Hanoi, Vietnam. Pho Bo und Flüsterkneipen.

Zwei Tage bevor wir in die Halong Bay aufgebrochen sind, bin ich Hanoi angekommen. Da war der eigentliche Neujahrs/ „Tet“-Tag ja eigentlich schon seit drei Tagen vorbei, Vietnamesen feiern aber nun mal gerne und lange, also war die Stadt immer noch wie ausgestorben. Eingecheckt hab ich in das Hanoi Backpackers, ein ziemlicher Backpacker Bunker über 5 Etagen mit großem Movie Raum, Bar und Restaurant. Außerhalb vom Hostel war dagegen wirklich nix los.

Am ersten Tag bin ich in aller Herrgottsfrühe morgens aus dem Nachtbus gestiegen und dann durch die Stadt gestromert. Der leichte Nieselregen und die verrammelten Läden haben den ersten Eindruck von der Stadt bestimmt. Trotzdem hat mir die Stadt besser gefallen als zum Beispiel Ho Chi Min. Hanoi wirkt ein bisschen, wie die coolere Schwester. Ein bisschen abgebrühter, bisschen authentischer und nicht so bemüht. Schön im klassischen Sinne ist die Stadt nicht, eher abgewrackt aber eben sehr asiatisch. Straßencafes und Pho Stände noch und nöcher und die omnipräsenten Roller, die hier besonders skrupellos fahren. Die ganze Stadt wirkt aber viel kleiner, kleine Gässchen und nicht so weitläufig wie Ho Chi Min.

Die Stadt hat als Hauptstadt Vietnams natürlich ein paar Touristenattraktionen. Das Hoa Lo Gefängnis (das zur Abwechslung mal auf das französische Beteiligung in der vietnamesischen Geschichte eingeht), das Kriegsmuseum und natürlich das Mausoleum von Ho-Chi-Min und das Old Quarter hab ich alles an einem Tag abgefrühstückt. Hanoi fühlte sich für mich eher nach einer Stadt an durch die man sich mit offnen Augen treiben lässt, anstatt Touripunkte abzuarbeiten. Skurriles Detail am Rande; vor dem Ho Chi Min Mausoleum hab ich ungefähr nacheinander 10 Säuglinge wortlos in den Hand gedrückt bekommen und Fotos von mir mit dem Kind zu machen. Ich war viel zu beschäftigt die lieben Kleinen nicht fallen zu lassen, als ersthaft zu hinterfragen, was das jetzt sollte.  Hanoi ist eine gute Stadt um möglichst viel Pho Suppe auf Plastik Stühlen zu essen und einen vietnamesischen Kaffe nach dem nächsten zu trinken.

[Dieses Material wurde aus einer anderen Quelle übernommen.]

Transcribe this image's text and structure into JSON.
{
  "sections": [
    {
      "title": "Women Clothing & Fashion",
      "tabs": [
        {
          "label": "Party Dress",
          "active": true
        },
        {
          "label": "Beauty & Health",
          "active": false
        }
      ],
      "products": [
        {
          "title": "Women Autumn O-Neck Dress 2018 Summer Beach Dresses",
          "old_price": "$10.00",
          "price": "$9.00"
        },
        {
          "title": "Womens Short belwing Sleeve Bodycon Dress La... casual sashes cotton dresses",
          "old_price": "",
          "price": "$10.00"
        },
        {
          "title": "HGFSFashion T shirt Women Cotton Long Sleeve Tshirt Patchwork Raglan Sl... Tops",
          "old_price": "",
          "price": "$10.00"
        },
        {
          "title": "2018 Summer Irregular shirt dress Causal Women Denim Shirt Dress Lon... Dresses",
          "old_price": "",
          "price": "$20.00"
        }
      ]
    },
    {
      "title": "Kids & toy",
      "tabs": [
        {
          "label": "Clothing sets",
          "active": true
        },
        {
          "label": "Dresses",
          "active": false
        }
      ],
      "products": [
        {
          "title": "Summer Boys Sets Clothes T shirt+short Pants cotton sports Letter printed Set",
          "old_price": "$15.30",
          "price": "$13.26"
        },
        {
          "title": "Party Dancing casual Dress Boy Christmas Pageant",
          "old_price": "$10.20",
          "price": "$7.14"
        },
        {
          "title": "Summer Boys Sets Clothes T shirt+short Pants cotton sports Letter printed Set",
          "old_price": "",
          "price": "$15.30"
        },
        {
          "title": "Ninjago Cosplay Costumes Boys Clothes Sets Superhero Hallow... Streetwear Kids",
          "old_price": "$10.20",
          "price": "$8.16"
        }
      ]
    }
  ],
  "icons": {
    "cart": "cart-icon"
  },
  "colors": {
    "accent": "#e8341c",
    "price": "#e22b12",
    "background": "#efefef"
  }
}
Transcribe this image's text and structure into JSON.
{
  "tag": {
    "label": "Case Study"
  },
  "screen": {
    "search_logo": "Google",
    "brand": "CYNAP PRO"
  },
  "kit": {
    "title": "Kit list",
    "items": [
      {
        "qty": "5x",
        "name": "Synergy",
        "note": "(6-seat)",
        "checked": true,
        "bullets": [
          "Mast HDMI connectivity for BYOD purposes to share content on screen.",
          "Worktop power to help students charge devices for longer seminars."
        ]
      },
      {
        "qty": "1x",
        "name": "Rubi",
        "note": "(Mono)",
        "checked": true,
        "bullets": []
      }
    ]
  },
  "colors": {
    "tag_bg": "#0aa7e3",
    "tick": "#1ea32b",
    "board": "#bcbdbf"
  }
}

Hanoi’s Nachtleben ist etwas speziell, man trifft sich erst in den Staßencafes, die so nah an der Straße stehen, dass der Fahrtwind von den Rollern regelmäßig einmal die Haare durchpustet und zieht danach in die Bars. Die haben aber offiziell eine Sperrstunde, nach außen hin werden die Rollos runtergezogen – dahinter geht die Party aber weiter. Eine spezielle Erfahrung dieser Art hab ich mit Felix und Julian an einem Abend gemacht.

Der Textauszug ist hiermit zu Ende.